第30章 仲直り
「……仕方ない」
スパーン!っと心地よい音をたてて襖を開けると長谷部がいた。
いや、会話していたのだからいるのはわかってはいたけど。
スパーン、と開けていながらなかにはいるとそそくさと襖を閉めておく。
「長谷部。はっきり言うとあれは私が悪い。長谷部を惑わせ弄んでしまったのは私……だから、ここ……グーで殴っていいよ」
長谷部「な、なにをっ!」
長谷部の前に正座して自分の頬を指差すと長谷部は動揺した。
私は彼に平手打ちをして逃げたのだから長谷部も私にやり返すくらいはしてもいいと思っている。
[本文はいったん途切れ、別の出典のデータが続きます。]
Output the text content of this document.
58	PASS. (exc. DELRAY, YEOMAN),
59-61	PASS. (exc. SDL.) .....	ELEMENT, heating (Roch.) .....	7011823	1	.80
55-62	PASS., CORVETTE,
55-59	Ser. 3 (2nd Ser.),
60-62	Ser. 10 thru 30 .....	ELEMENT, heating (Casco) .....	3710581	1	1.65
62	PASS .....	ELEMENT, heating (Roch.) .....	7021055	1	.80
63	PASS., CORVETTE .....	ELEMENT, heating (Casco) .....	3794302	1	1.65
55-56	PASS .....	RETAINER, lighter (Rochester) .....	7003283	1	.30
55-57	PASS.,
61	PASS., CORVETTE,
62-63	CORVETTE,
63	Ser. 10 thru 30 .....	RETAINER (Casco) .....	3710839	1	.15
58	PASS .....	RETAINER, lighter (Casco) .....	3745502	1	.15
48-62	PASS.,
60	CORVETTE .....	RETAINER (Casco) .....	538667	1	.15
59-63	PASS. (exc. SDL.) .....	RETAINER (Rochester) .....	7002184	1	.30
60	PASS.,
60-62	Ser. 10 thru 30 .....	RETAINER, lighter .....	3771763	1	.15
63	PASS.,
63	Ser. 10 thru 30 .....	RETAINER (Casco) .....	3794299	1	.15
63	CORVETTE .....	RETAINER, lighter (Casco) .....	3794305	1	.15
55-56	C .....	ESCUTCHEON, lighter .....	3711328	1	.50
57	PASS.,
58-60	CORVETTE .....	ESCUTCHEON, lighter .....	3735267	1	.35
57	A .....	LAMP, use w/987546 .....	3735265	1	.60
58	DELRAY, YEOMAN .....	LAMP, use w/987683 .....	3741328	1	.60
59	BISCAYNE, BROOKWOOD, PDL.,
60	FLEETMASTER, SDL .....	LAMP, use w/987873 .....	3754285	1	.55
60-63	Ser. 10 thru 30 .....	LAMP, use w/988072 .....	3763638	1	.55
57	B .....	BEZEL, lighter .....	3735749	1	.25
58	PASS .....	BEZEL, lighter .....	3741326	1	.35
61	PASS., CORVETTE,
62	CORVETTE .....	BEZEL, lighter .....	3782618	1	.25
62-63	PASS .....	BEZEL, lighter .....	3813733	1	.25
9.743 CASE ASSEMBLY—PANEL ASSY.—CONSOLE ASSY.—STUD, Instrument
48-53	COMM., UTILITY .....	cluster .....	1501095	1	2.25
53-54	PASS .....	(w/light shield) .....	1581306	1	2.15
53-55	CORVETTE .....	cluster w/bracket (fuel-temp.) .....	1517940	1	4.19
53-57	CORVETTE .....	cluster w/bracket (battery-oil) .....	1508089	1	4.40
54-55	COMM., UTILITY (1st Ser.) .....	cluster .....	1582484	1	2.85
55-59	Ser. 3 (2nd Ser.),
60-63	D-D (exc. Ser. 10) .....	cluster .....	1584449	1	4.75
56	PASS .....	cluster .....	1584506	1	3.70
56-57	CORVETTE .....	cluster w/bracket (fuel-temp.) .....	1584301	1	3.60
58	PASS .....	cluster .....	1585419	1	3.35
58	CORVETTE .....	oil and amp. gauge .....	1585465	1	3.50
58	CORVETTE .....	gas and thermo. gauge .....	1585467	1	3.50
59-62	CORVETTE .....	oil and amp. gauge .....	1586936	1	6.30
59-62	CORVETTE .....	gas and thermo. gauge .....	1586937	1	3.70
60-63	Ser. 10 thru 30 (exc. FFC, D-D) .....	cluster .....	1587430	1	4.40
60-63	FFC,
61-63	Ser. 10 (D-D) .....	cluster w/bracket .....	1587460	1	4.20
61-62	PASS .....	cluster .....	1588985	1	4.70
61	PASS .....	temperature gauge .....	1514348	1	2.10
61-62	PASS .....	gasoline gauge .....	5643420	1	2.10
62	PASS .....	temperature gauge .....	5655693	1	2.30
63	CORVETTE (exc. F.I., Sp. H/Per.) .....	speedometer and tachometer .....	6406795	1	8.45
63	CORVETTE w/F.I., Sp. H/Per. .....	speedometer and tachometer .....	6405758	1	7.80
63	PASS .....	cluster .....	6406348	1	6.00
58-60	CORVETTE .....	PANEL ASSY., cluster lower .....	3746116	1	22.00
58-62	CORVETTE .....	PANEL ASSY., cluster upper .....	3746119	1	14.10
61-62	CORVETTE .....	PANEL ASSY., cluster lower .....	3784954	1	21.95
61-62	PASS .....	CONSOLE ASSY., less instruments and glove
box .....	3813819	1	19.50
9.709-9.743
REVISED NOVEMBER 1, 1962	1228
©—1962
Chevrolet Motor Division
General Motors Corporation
男の人の力だと歯が折れないかな、と心配ではあるが長谷部の心を傷つけてしまったのだ歯の一つくらい抜ける覚悟をしなくては
「さぁ、殴れ」
長谷部「主を殴るなんてできますか!」
「長谷部。私は長谷部にひどいことをしたの……勝手にキスしてその気にさせて叩いて逃げた。長谷部には私を殴るだけの理由があるの」
長谷部「俺は……気にしてません。主は俺のためを思って行動しただけです。それに俺が勝手に……」
「……そんなに私を殴りたくないと言うならせめて償いはさせてください。何でもする、なんて無責任なことは言えません……ですが長谷部が少しでも心の傷を癒せることがあるというのなら私はできる限りのことはするつもりです」
彼らを幸せにする。
無責任な言葉だとは思う。
けど、私は……無責任でも彼らを幸せにしたい、そう思っている。
長谷部は私の言葉に悩んでいるようだった。
私は無理難題でも聞かなきゃいけないことをしてしまったのだ。